Good News, Lazy Asses: Imagining Your Workout Is Beneficial

Getty Images / Cameron Spencer

You know how trainers annoyingly tell you to envision your perfect squat before you do it, the perfect run before you go for a jog, to sit and take stock of how you’re going to find inner peace in yoga even before you even attempt a Warrior 3?

They might be on to something. In a piece for Nautilus, cognitive scientist Jim Davies gives couch potatoes blankly staring at their Olympics lineup for tonight renewed hope that maybe they’re not wasting their time. Davies says that daydreaming is a good way to get into the exercising mood. “When you imagine exercising, your breath and heart rate actually increase,” he writes. “Mental practice is one of the few effective performance-enhancing activities.”

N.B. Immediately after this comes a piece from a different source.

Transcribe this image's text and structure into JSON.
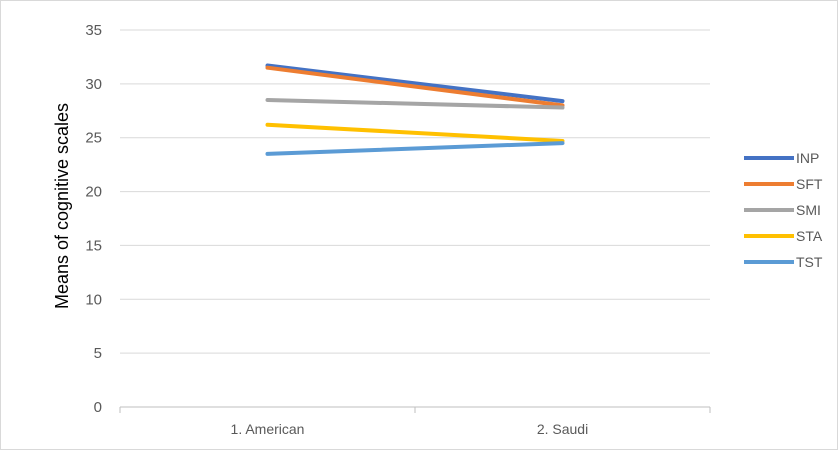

This isn’t the first time science has suggested the best way to kickstart an exercise regimen is by imagining it. A 2014 study suggests that just imagining exercise can lead to twice as much strength as just going for it. It’s probably because your brain and body are much more connected than you think: Muscles, after all, move the way they do because your brain is constantly communicating with them.

And it’s downright powerful. Imagining your pinky is stronger leads to a 22 percent increase in strength. Actually exercising the muscles in your pinky? Thirty percent. Talk about efficiency.

That’s not to say that you can get away with just sitting around and dreaming of your rock hard bod — that, unfortunately, still requires you to hit the gym. And Davies points out that 20 minutes is really all you want to expend on dreaming of how Usain Bolt-like your run is going to be without actually, you know, running. But this does mean that admiring the athletes strutting across your screen or even Dwayne Johnson belting out a few overhead presses in the Ballers trailer can be a good literal kick in the ass to get moving.